Motif : il faut attendre « les conclusions définitives de l’affaire opposant le groupement APMT/Bolloré au port de Douala, affaire pendante au tribunal administratif du Littoral à Douala. » Bolloré peut sabler le champagne ! Un bémol : TIL, filiale du groupe italo-suisse MSC, n’est pas définitivement exclu, il va devoir attendre. En clair, Paul Biya répond ainsi favorablement à la requête de Cyrille Bolloré, PDG du groupe Bolloré depuis mars.
Quand l’Elysée s’en mêle
Et pour nombre d’observateurs, la concomitance entre la présence de Jean-Yves Le Drian, le ministre français des Affaires étrangères, au Cameroun, venu officiellement « relancer » la coopération entre Paris et Yaoundé, et cette décision de suspension sur le fil, n’est pas un fait du hasard. Conséquence : les travaux de finalisation des termes du contrat de concession, ensemble des annexes, avec la société Terminal Investment Limited, adjudicataire provisoire de la concession des activités de rénovation, de modernisation, d’exploitation et de maintenance du terminal à conteneurs du port de Douala-Bonabéri sont suspendus, en attendant les conclusions définitives de l’affaire Société APM Terminals BV et Bolloré SA contre le Port Autonome de Douala-Bonabéri, pendante au tribunal administratif du Littoral à Douala et portant sur la requête aux fins de sursis à l’exécution de la décision No 0006219/DG/ PAD du 8 janvier 2019.

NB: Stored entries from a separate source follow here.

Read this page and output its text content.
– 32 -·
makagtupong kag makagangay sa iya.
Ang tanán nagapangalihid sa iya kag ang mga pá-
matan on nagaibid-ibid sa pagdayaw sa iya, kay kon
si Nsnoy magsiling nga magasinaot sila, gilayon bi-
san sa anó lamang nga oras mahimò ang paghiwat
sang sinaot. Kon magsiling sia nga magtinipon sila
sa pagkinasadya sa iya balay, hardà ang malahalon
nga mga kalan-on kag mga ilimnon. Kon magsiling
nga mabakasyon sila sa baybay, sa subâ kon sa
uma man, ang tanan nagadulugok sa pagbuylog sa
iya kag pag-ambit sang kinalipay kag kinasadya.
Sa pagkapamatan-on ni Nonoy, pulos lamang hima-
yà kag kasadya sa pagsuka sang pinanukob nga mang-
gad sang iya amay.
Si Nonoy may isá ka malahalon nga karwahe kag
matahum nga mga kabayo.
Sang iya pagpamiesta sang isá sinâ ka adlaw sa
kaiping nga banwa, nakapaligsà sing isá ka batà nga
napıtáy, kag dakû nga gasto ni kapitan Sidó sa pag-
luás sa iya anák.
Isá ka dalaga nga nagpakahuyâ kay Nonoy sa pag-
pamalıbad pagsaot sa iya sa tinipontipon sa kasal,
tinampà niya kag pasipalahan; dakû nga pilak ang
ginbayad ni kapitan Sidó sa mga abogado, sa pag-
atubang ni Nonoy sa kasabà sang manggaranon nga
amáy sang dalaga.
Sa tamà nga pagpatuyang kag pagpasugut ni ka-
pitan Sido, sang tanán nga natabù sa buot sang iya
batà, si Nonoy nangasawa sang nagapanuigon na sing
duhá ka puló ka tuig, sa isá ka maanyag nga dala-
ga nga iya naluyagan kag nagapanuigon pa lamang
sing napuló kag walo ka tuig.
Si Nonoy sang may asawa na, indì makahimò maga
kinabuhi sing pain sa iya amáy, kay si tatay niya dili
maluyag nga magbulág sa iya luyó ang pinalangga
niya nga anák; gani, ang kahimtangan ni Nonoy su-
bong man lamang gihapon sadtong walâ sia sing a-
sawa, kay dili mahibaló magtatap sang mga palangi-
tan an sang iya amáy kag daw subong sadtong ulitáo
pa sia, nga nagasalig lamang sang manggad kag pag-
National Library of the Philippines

Dans son édition du 9 octobre 2019, le bi-mensuel français La Lettre du Continent révèle que c’est Cameroon Continental Merchants (CCML), le groupe de l’oligarque Baba Ahmadou Danpullo, qui devrait être le chef de file des partenaires locaux du groupe italo-suisse Terminal Investment Ltd (TIL), nouveau concessionnaire du terminal à conteneurs du Port autonome de Douala.

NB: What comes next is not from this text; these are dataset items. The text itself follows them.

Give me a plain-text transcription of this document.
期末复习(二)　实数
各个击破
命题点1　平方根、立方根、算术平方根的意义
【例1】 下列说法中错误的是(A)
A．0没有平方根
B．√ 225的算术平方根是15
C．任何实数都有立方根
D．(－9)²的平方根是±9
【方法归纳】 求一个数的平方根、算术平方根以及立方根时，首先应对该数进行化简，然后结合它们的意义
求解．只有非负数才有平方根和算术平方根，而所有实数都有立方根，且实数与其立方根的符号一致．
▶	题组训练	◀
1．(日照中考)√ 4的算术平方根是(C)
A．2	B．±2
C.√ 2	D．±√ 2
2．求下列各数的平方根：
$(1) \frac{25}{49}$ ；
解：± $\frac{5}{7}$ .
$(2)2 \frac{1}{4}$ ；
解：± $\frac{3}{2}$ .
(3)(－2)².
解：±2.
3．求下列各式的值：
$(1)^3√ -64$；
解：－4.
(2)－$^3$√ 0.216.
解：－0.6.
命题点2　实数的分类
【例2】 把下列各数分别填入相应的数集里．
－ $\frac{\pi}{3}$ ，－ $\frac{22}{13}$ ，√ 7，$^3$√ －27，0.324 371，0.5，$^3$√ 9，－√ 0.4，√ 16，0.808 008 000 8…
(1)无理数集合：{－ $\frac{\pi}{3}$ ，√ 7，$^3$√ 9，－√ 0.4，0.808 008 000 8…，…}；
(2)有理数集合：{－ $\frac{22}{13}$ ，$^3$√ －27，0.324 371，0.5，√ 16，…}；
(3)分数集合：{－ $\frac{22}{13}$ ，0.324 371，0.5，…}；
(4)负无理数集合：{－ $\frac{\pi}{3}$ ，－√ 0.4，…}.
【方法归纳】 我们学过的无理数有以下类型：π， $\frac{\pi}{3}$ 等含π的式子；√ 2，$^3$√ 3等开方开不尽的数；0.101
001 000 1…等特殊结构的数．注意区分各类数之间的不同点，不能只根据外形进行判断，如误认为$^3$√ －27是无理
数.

« La convention de concession, paraphée par TIL le 4 octobre dernier, demande en effet au futur concessionnaire d’accorder une part minoritaire de la société de gestion à des groupes locaux. Outre CCML, d’autres opérateurs camerounais devraient également être associés au capital du futur gestionnaire. Le tour de table complet est encore en cours de constitution », assure le journal français.
Qu’est ce qui explique donc ce retournement spectaculaire du gouvernement camerounais qui avait décidé de se débarrasser du Français Vincent Bolloré ? Certainement les pressions de la France qui a dépêché son ministre des Affaires étrangères, remettre Paul Biya au pas. Bolloré a donc frappé haut et fort pour faire capoter la convention signée entre le PAD et le groupe TIL. Bolloré s’est opposé au payement des droits dus aux ex-employés. Il a touché le Quai d’Orsay et l’Elysée. Pour Jean-Yves Le Drian, la France et le Cameroun sont dans une phase de relance de leur « relation historique et très forte ». Face à la crise anglophone, la SONARA, le puits à pétrole, a été attaquée. Les intérêts français sont menacés. D’où l’arrivée de l’artillerie de guerre française à Douala au Cameroun. Et il faut bien que ce soit le Français Vincent Bolloré qui soit à la manœuvre pour l’entrée des armes de guerre au Cameroun.